An index of 0 was attributed to the cultures showing no preferential growth. We prepared 20 μm cryosections covering the entire spinal cord from embryos fixed in 4% paraformaldehyde, embedded in 7.5% gelatin, 15% sucrose in PBS, and incubated over night at 4°C with the following antibodies: Plexin-A1 (1/100, AbCAM), Neurofilament 160 kDa (1/100, RMO Zymed), Ngn1 (1/100, Santa-Cruz), Robo3 (1/100, R&D), DCC (1/100, BD), GFRα1 (1/100, R&D), PSA-NCAM (1/100, DSHB), and secondary antibodies Alexa 594, Alexa 488 (1/500, Invitrogen), and Fluoroprobe 546 (1/100) with bisbenzimide (1/2,000, Promega). For lacZ
staining, spinal cord open books were Androgen Receptor Antagonist prepared, fixed in 4% PFA, and incubated with 5 mM Ferro/Ferri cyanide, 2 mM MgCl2, and
1 mg/ml X-Gal in PBS at 37°C and the reaction was stopped in PBS. Chromogenic immunostaining and in situ hybridization was performed as described in Moret et al. (2007). Nuclei were stained with bisbenzimide (Promega) and actin with TRITC-phalloidin in neuronal cultures. Spinal cords were dissected from E12.5 and E13.5 embryos of the gdnf NrCAM, NrCAM/gdnf, NCAM, and RET-wnt-flox Ibrutinib mouse lines and prepared in an “open book” conformation and fixed in 4% PFA overnight. Small crystals of DiI (Invitrogen) were inserted in the dorsal part of one hemicord. Axon trajectories were observed using fluorescence microscopy after 48 hr. Isolated dorsal spinal cord fresh tissue was incubated for 1 hr at 37°C with control, FPcm, or gdnf and treated according to manufacturer’s instructions (Calbiochem). Calpain activity was measured by fluorogenic activity (Victor 3 multilabel counter, Perkin Elmer). For t-BOC assays, dorsal spinal over cord tissues from E12.5 embryos were dissociated, and cells were plated into polylysin- and laminin-coated glass coverslips in Neurobasal medium (GIBCO) supplemented with B27 (GIBCO), glutamine (GIBCO), and Netrin-1 (R&D) medium.
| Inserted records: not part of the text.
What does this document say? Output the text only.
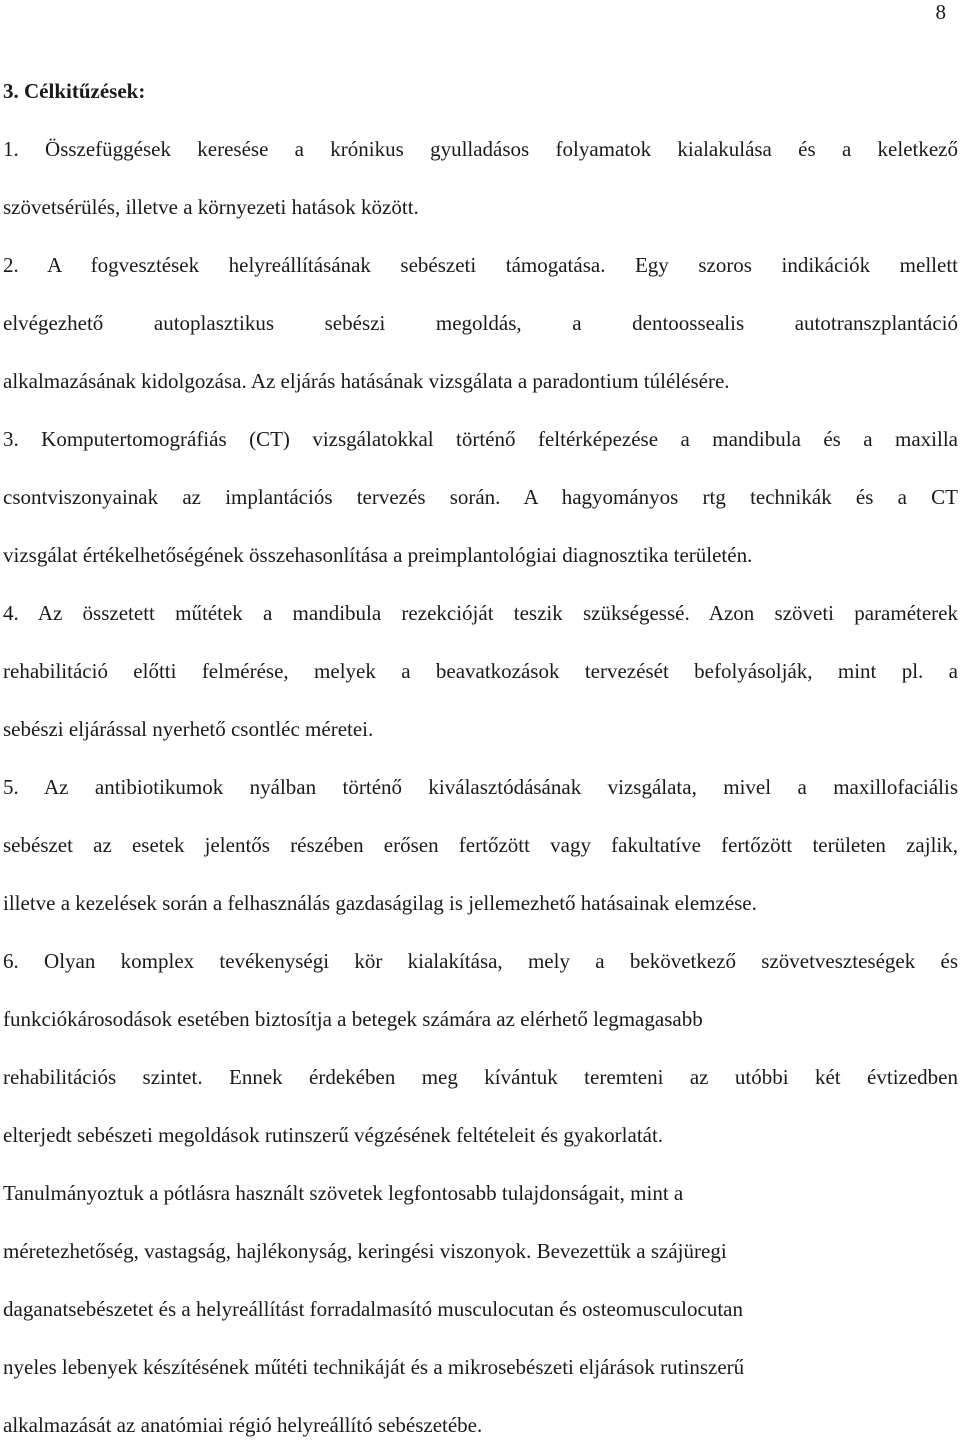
8
3. Célkitűzések:
1. Összefüggések keresése a krónikus gyulladásos folyamatok kialakulása és a keletkező
szövetsérülés, illetve a környezeti hatások között.
2. A fogvesztések helyreállításának sebészeti támogatása. Egy szoros indikációk mellett
elvégezhető autoplasztikus sebészi megoldás, a dentoossealis autotranszplantáció
alkalmazásának kidolgozása. Az eljárás hatásának vizsgálata a paradontium túlélésére.
3. Komputertomográfiás (CT) vizsgálatokkal történő feltérképezése a mandibula és a maxilla
csontviszonyainak az implantációs tervezés során. A hagyományos rtg technikák és a CT
vizsgálat értékelhetőségének összehasonlítása a preimplantológiai diagnosztika területén.
4. Az összetett műtétek a mandibula rezekcióját teszik szükségessé. Azon szöveti paraméterek
rehabilitáció előtti felmérése, melyek a beavatkozások tervezését befolyásolják, mint pl. a
sebészi eljárással nyerhető csontléc méretei.
5. Az antibiotikumok nyálban történő kiválasztódásának vizsgálata, mivel a maxillofaciális
sebészet az esetek jelentős részében erősen fertőzött vagy fakultatíve fertőzött területen zajlik,
illetve a kezelések során a felhasználás gazdaságilag is jellemezhető hatásainak elemzése.
6. Olyan komplex tevékenységi kör kialakítása, mely a bekövetkező szövetveszteségek és
funkciókárosodások esetében biztosítja a betegek számára az elérhető legmagasabb
rehabilitációs szintet. Ennek érdekében meg kívántuk teremteni az utóbbi két évtizedben
elterjedt sebészeti megoldások rutinszerű végzésének feltételeit és gyakorlatát.
Tanulmányoztuk a pótlásra használt szövetek legfontosabb tulajdonságait, mint a
méretezhetőség, vastagság, hajlékonyság, keringési viszonyok. Bevezettük a szájüregi
daganatsebészetet és a helyreállítást forradalmasító musculocutan és osteomusculocutan
nyeles lebenyek készítésének műtéti technikáját és a mikrosebészeti eljárások rutinszerű
alkalmazását az anatómiai régió helyreállító sebészetébe.
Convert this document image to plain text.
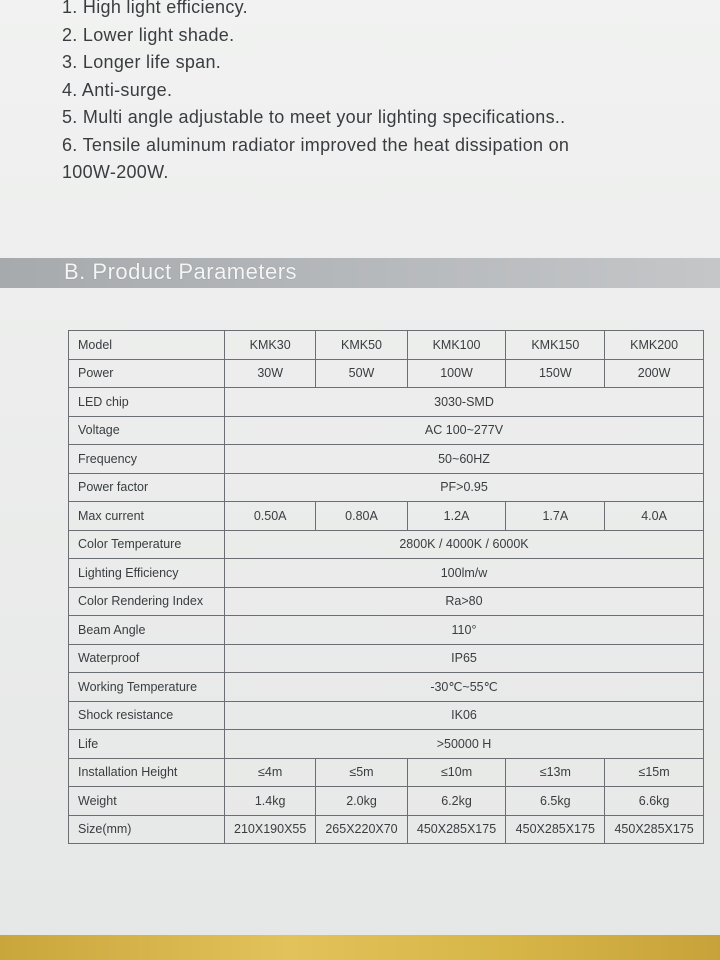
1. High light efficiency.
2. Lower light shade.
3. Longer life span.
4. Anti-surge.
5. Multi angle adjustable to meet your lighting specifications..
6. Tensile aluminum radiator improved the heat dissipation on
100W-200W.
B. Product Parameters
Model	KMK30	KMK50	KMK100	KMK150	KMK200
Power	30W	50W	100W	150W	200W
LED chip	3030-SMD				
Voltage	AC 100~277V				
Frequency	50~60HZ				
Power factor	PF>0.95				
Max current	0.50A	0.80A	1.2A	1.7A	4.0A
Color Temperature	2800K / 4000K / 6000K				
Lighting Efficiency	100lm/w				
Color Rendering Index	Ra>80				
Beam Angle	110°				
Waterproof	IP65				
Working Temperature	-30℃~55℃				
Shock resistance	IK06				
Life	>50000 H				
Installation Height	≤4m	≤5m	≤10m	≤13m	≤15m
Weight	1.4kg	2.0kg	6.2kg	6.5kg	6.6kg
Size(mm)	210X190X55	265X220X70	450X285X175	450X285X175	450X285X175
After 2 days in culture, neurons were incubated with control, FPcm, or gdnf for 1 hr at 37°C. Neurons were then treated with t-BOC (10 μM; Invitrogen) for 30 min at 37°C; staining was observed immediately over 20 min maximum. For the analysis, images from all conditions were collected with the same settings. Using ImageJ, a constant threshold was applied to all images to collect the high t-BOC cell population over the whole population, which was quantified in phase contrast. To measure Plexin-A1 levels, we treated neuronal cultures with control, FPcm, or gdnf and processed for immunohistochemistry with anti-Plexin-A1 antibody and phalloidin. Images of individual neurons were taken and the Plexin-A1 fluorescence was quantified using ImageJ software. To measure Plexin-A1 levels in vivo, transverse sections were performed and processed for immunohistochemistry with anti-Plexin-A1 and anti-Nf160kD antibodies. The fluorescence was quantified using ImageJ software into the FP and the two adjacent PC domains and normalized to the selected area.